Autumn 2010: Dynamic Forces
A Smoking Gun
Helping China strategize to reduce tobacco harm
By Mary Loftus and Robin Tricoles
China’s Ministry of Health has announced that it will ban smoking at medical institutions nationwide by 2011—a huge step for a country where it is estimated that nearly half of doctors smoke.
Smoking has become part of the social fabric in China, in much the same way that the nicotine habit was embraced by Americans in the 1950s and 1960s. About 53 percent of Chinese men smoke. While few women smoke, there are signs that the habit is catching on among younger, urban women.
“China is a particularly important place to prevent and control smoking because it has more than three hundred million smokers and the world’s largest tobacco industry,” says Emory’s Global Health Institute Director Jeffrey Koplan. “Few smokers quit or attempt to quit, few people realize the hazards of smoking, over 40 percent of health workers smoke, and many misconceptions persist about smoking.”
Antismoking efforts face an uphill battle in China, where two-thirds of people say they believe smoking does “little to no harm.” They praise its ability to do everything from reduce stress to keep away mosquitoes.
Emory’s Global Health Institute and the Tobacco Technical Assistance Consortium (TTAC), a national tobacco-control leader based in the Rollins School of Public Health, are collaborating with Chinese public health leaders on successful strategies to reduce smoking and protect the public from second-hand smoke. The Emory Global Health Institute–China Tobacco Partnership is funded by a five-year, fourteen-million dollar grant from the Bill and Melinda Gates Foundation.
“We’re involving people in the communities where they live, work, and play—in schools, hospitals, and work places, for example—in changing the social norm of tobacco use so that tobacco is less desirable, less acceptable, and less accessible,” says Pam Redmon 03MPH, the partnership’s executive director.

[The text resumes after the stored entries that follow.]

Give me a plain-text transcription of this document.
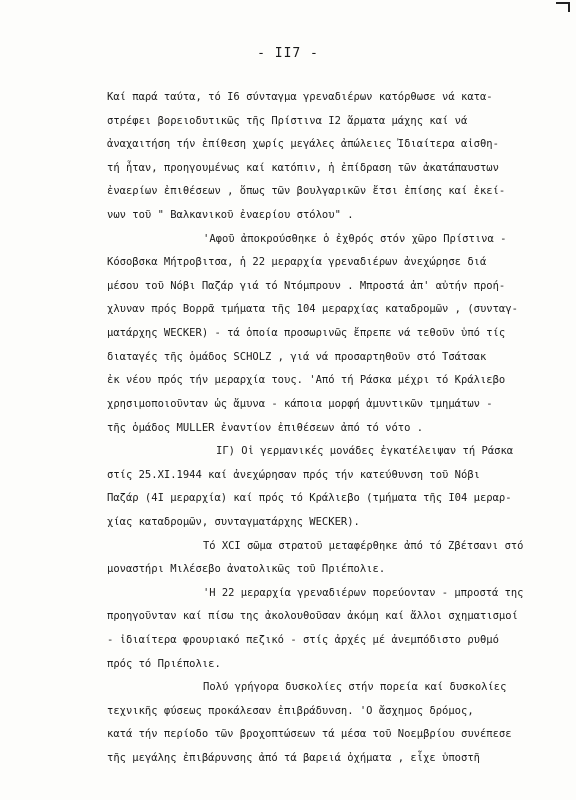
- II7 -
Καί παρά ταύτα, τό I6 σύνταγμα γρεναδιέρων κατόρθωσε νά κατα-
στρέφει βορειοδυτικῶς τῆς Πρίστινα I2 ἅρματα μάχης καί νά
ἀναχαιτήση τήν ἐπίθεση χωρίς μεγάλες ἀπώλειες Ἰδιαίτερα αἰσθη-
τή ἦταν, προηγουμένως καί κατόπιν, ἡ ἐπίδραση τῶν ἀκατάπαυστων
ἐναερίων ἐπιθέσεων , ὅπως τῶν βουλγαρικῶν ἔτσι ἐπίσης καί ἐκεί-
νων τοῦ " Βαλκανικοῦ ἐναερίου στόλου" .
'Αφοῦ ἀποκρούσθηκε ὁ ἐχθρός στόν χῶρο Πρίστινα -
Κόσοβσκα Μήτροβιτσα, ἡ 22 μεραρχία γρεναδιέρων ἀνεχώρησε διά
μέσου τοῦ Νόβι Παζάρ γιά τό Ντόμπρουν . Μπροστά ἀπ' αὐτήν προή-
χλυναν πρός Βορρᾶ τμήματα τῆς 104 μεραρχίας καταδρομῶν , (συνταγ-
ματάρχης WECKER) - τά ὁποία προσωρινῶς ἔπρεπε νά τεθοῦν ὑπό τίς
διαταγές τῆς ὁμάδος SCHOLZ , γιά νά προσαρτηθοῦν στό Τσάτσακ
ἐκ νέου πρός τήν μεραρχία τους. 'Από τή Ράσκα μέχρι τό Κράλιεβο
χρησιμοποιοῦνταν ὡς ἄμυνα - κάποια μορφή ἀμυντικῶν τμημάτων -
τῆς ὁμάδος MULLER ἐναντίον ἐπιθέσεων ἀπό τό νότο .
IΓ) Οἱ γερμανικές μονάδες ἐγκατέλειψαν τή Ράσκα
στίς 25.XI.1944 καί ἀνεχώρησαν πρός τήν κατεύθυνση τοῦ Νόβι
Παζάρ (4I μεραρχία) καί πρός τό Κράλιεβο (τμήματα τῆς I04 μεραρ-
χίας καταδρομῶν, συνταγματάρχης WECKER).
Τό XCI σῶμα στρατοῦ μεταφέρθηκε ἀπό τό Ζβέτσανι στό
μοναστήρι Μιλέσεβο ἀνατολικῶς τοῦ Πριέπολιε.
'Η 22 μεραρχία γρεναδιέρων πορεύονταν - μπροστά της
προηγοῦνταν καί πίσω της ἀκολουθοῦσαν ἀκόμη καί ἄλλοι σχηματισμοί
- ἰδιαίτερα φρουριακό πεζικό - στίς ἀρχές μέ ἀνεμπόδιστο ρυθμό
πρός τό Πριέπολιε.
Πολύ γρήγορα δυσκολίες στήν πορεία καί δυσκολίες
τεχνικῆς φύσεως προκάλεσαν ἐπιβράδυνση. 'Ο ἄσχημος δρόμος,
κατά τήν περίοδο τῶν βροχοπτώσεων τά μέσα τοῦ Νοεμβρίου συνέπεσε
τῆς μεγάλης ἐπιβάρυνσης ἀπό τά βαρειά ὀχήματα , εἶχε ὑποστῆ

Since the partnership was funded in 2008, Koplan, Redmon, and Michael Erikson, a noted expert in national and global tobacco control efforts and director of the Institute of Public Health at Georgia State University, have met with public health officials in China regularly and maintain daily communication. Discussions involve considering likely sites for control programs, the strategies that will work best, and methods for collecting data and evaluating outcomes.
The Global Health Institute–China Tobacco Control Partnership is funding programs in a dozen cities and five universities in China to develop tobacco control initiatives, which range from public health marketing campaigns to local ordinances.
One proven method that seems to work across cultures, says Koplan, is encouraging parents to protect their children by not smoking at home or when their youngsters are in the car. The next step would be to alter the social norm: discourage or ban smoking in schools, parks, restaurants, or other public places.
Equally important are formal interventions and policies. Hong Kong’s successful twenty-year program of tobacco control can serve as a best-practices example for China and other nations, says Koplan.
Hong Kong began its efforts in 1982 with a health ordinance that included legislative amendments (regulation of indoor smoking, warnings on cigarette packs, bans on tobacco advertising). Hong Kong also increased its tobacco tax, smoking education in schools, mass-media campaigns, community events, and leadership from the medical community. Smoking prevalence fell from 23 percent to 12 percent in 2008.
China’s National Tobacco Corporation is the largest tobacco producer and finished cigarette maker in the world, earning billions in tobacco profits and tax revenues. Only about 10 percent of China’s cigarettes are imported.
Nearly two-thirds of the world’s smokers live in ten countries, with China having the highest tobacco use by far, according to the World Health Organization.
“Tobacco is the largest cause of preventable deaths globally, and China has the most smokers in the world,” Koplan says. “There is a huge opportunity in this project to have a major impact on global health.”